Operating at the extremes of the international energy industry ranges from the blistering temperatures of nuclear reactors to the deep geothermal wells. In such harsh circumferences, reliable electrical connectivity is a necessity. High-Temperature Feedthrough Terminals have been designed to connect delicate instruments to harsh operational environments, while providing the highest levels of safety, operational efficiency, and uninterrupted data at all times.

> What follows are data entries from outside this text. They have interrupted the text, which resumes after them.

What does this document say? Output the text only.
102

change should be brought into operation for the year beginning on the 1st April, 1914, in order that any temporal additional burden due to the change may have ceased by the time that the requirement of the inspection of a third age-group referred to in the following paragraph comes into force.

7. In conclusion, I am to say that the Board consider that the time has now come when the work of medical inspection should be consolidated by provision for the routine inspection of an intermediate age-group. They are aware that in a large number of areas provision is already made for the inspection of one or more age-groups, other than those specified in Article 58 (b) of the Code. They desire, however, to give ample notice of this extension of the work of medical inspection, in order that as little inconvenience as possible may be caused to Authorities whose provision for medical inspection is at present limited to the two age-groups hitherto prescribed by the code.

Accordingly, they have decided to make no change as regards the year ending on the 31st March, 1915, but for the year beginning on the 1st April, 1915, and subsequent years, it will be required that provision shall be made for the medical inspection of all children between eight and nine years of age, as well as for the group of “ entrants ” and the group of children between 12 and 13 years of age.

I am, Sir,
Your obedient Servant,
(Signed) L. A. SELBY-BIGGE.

Nuclear Power: Where Failure Is Not an Option
In nuclear reactors, feedthrough systems face unparalleled challenges:
Radiation Resistance: Withstanding neutron flux & gamma radiation degradation
Thermal Stability: Operating at 400-700°C in reactor pressure vessels
Hermetic Sealing: Preventing coolant leaks in PWRs/BWRs for decades
Safety Compliance: Meeting ASME III & IEEE 323 standards
Applications: The in-core neutron monitors, thermocouple arrays, control rod position monitors, and emergency cooling systems use ceramic-to-metal (CerMet) High-Temperature Feedthrough Terminals to sustain signal fidelity in systems that are critically sensitive to life in damage and failure.
Fossil Fuels: Drilling Deeper, Burning Hotter
From deep well drilling to turbine monitoring, feedthrough terminals enable operations in excessive temperatures of 300°C and above:
Downhole Instrumentation: MWD/LWD tools in >200°C geothermal/oil wells
Gas Turbine Monitoring: Vibration/Temperature sensors in combustion zones
Boiler/Steam Line Sensing: Superheater performance tracking
Flue Gas Analysis: Corrosion-resistant probes in exhaust streams
Material science is key here – feedthrough designs using Inconel 600, Alloy 625, or alumina ceramics prevent sulfidation and creep failure in aggressive environments.
Renewable Energy Frontiers
Even green tech pushes thermal limits:
Concentrated Solar Power (CSP): Molten salt circuits at 565°C require robust High-Temperature Feedthroughs for pump controls and thermal monitors.
Geothermal Plants: Brine-corrosion resistant terminals for wellhead sensors.
Hydrogen Electrolyzers: Sealing terminals for high-purity gas production.
Why Energy Engineers Specify HT Feedthroughs
Feature Energy Sector Impact
1200°C Rating Survives turbine exhaust/combustion zones
Hermetic Seal Maintains reactor coolant boundaries
Custom Configs Matches unique wellhead/reactor geometries
Corrosion Resistance Withstands H₂S, brines, molten salts
The INSEALING Advantage for Energy Applications
Powering the Energy Transition
As we push toward advanced nuclear, carbon capture, and enhanced geothermal systems, High-Temperature Feedthrough Terminals will play an increasingly vital role in enabling instrumentation at the thermal frontier. Their ability to maintain electrical continuity while withstanding pressure, corrosion, and extreme heat makes them unsung heroes of energy infrastructure.